Sterling initiated a fairly sharp rally against its major peers this morning after a solid services PMI reversed almost all of the currency’s losses from Monday trading.
The UK currency had fallen across the board yesterday, as Brexit concerns clouded the outlook for the Sterling. Investors are sceptical that the UK government has proposals in place ahead of the EU summit later this month, while there was also pressure on Downing Street over the weekend to release papers outlining a ‘Doomsday Brexit’ scenario, should the UK leave the bloc without a deal in place.
Sterling did, however, jump by around half a percent this morning after the May services PMI leapt back to 54.0, versus the 52.8 recorded in April, well above consensus. This is a very encouraging sign given the sectors large contribution to the overall GDP, and tentatively suggests that the economic slowdown in the first quarter of the year could prove temporary. It also gives a fairly significant boost to the chances that we’ll see higher interest rates out of the UK this year, with the market now placing just under a 50% probability of a hike at the BoE’s August meeting.

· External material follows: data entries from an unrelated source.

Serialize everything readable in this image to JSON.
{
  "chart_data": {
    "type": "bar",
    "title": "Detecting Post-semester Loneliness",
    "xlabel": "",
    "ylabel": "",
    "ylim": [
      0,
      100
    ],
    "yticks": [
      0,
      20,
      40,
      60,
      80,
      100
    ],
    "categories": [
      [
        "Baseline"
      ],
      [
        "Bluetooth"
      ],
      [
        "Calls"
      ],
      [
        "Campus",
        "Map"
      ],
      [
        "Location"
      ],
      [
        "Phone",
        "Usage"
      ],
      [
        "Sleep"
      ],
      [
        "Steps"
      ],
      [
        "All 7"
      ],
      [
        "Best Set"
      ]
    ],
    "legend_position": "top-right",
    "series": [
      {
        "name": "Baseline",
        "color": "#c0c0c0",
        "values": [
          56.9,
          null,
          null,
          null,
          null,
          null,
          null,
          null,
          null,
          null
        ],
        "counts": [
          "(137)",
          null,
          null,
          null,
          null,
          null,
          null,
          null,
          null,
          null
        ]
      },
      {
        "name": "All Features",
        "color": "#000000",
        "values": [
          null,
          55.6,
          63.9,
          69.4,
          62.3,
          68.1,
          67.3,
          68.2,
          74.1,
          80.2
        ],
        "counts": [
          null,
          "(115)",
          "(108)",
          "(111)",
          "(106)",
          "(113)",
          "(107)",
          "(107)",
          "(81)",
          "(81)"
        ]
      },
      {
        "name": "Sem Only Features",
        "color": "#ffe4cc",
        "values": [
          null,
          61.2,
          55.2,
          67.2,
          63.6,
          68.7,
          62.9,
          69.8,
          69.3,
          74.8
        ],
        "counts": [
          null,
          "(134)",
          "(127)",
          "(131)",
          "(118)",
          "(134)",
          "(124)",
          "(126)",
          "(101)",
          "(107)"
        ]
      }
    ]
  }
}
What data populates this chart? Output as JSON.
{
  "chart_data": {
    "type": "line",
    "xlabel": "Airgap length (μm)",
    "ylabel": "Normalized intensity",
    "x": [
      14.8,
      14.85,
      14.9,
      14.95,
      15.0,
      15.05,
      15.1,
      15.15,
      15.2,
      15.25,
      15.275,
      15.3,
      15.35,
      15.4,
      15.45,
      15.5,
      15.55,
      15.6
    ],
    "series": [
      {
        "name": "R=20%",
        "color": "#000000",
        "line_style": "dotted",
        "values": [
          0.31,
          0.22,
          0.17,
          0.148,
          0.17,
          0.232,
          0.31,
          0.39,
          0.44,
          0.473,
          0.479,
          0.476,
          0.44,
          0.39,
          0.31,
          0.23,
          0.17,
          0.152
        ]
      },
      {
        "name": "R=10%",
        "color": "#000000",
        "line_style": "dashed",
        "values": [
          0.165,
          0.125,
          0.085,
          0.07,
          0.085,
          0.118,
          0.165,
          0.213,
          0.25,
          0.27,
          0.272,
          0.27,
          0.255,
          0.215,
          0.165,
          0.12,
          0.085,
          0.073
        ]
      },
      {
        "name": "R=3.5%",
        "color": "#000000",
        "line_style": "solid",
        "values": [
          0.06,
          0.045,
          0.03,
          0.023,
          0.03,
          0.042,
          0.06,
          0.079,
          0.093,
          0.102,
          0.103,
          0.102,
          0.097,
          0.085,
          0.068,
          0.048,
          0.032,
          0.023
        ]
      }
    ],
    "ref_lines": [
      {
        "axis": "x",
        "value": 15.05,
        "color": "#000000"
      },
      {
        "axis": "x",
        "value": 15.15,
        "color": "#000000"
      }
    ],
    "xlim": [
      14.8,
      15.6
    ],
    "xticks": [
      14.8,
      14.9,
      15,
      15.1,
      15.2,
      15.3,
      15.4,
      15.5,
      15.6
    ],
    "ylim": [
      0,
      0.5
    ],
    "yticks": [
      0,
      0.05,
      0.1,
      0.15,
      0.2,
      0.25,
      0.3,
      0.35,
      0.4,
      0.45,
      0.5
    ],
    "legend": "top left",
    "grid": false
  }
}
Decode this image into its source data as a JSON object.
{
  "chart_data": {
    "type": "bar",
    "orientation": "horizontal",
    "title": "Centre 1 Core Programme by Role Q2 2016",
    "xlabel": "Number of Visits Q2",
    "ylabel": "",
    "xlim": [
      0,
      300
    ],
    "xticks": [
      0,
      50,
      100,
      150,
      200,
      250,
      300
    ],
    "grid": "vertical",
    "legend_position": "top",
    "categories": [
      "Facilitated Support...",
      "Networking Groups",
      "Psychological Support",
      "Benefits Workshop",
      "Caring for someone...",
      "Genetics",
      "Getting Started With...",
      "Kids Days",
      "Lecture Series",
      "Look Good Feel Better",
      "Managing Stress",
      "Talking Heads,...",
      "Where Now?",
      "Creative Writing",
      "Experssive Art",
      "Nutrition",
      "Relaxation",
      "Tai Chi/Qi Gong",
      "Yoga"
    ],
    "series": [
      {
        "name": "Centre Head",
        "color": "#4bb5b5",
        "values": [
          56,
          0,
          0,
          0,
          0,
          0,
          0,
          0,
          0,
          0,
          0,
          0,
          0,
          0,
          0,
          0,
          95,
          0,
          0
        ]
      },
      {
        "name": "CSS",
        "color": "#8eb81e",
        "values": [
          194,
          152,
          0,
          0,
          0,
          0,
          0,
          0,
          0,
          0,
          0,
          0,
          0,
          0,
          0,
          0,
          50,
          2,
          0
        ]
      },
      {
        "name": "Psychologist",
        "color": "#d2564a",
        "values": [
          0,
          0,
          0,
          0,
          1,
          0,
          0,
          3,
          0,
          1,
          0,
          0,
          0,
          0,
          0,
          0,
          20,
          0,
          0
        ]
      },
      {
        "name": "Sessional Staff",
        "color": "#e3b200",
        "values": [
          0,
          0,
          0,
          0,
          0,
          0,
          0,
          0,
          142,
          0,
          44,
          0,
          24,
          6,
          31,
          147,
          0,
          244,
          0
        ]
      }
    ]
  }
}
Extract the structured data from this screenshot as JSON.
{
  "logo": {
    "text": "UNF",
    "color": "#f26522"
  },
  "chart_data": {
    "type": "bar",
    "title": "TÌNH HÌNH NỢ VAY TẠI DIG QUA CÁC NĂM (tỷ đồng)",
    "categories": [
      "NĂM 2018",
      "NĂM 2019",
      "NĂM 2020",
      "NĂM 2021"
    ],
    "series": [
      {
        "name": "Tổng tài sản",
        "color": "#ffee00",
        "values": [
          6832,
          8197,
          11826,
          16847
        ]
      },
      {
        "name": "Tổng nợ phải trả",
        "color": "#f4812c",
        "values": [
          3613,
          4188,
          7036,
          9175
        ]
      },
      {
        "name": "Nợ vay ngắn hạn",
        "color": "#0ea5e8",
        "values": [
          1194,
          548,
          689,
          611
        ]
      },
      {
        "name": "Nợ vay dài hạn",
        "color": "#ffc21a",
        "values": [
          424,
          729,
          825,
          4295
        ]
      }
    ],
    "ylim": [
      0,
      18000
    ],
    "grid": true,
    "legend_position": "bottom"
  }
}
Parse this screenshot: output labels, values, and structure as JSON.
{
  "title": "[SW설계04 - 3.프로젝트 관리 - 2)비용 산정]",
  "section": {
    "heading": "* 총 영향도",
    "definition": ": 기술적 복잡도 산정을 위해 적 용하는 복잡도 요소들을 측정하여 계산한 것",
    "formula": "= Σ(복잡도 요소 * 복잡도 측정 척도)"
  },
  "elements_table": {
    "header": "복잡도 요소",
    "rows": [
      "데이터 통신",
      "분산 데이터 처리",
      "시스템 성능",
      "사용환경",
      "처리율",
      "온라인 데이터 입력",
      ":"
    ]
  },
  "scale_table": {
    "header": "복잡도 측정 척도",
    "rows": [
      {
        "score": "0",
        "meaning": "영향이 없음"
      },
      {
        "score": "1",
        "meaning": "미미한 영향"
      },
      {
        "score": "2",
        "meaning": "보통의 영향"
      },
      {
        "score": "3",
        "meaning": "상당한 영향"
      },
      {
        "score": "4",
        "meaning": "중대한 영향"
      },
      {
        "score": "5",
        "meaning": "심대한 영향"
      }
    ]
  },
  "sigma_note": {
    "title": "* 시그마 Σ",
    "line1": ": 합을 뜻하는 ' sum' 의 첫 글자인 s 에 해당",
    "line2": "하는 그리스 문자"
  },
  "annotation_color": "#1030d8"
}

We expect the Pound to continue to be well supported today, barring any surprises from elsewhere. MPC member, Cunliffe, could shift the Pound should he touch on monetary policy during his speech later this morning.
Higher US yields keep Dollar around six month high
The US Dollar was fairly steady against the Euro on Monday, stabilising on Tuesday morning, just below the six month highs it hit last week. A bump in US Treasury yields helped support the greenback, with the 10-year rate increasing back up to above 2.9%, around 20 basis points up over the past week.
Macroeconomic data was light on the ground out of the US yesterday. Factory orders missed expectations, falling by 0.8% in April, although this was mostly overlooked. This afternoon’s ISM non-manufacturing PMI should take on much more importance, and could lift the Dollar back to its recent highs should it materially beat consensus.
Monday proved to be a similarly quiet day in the Euro-area, with mostly second-tier data going largely under the radar. The data that we did see was largely disappointing. The investor confidence index was particularly weak, slumping to just 9.3 from 19.2. Sentix cited the recent political turmoil in Italy for the downturn. Meanwhile, this morning’s PMI data and retail sales came in almost bang in line with expectations, and the common currency was little moved as a result, continuing to hover around the 1.17 mark for the fourth consecutive trading session.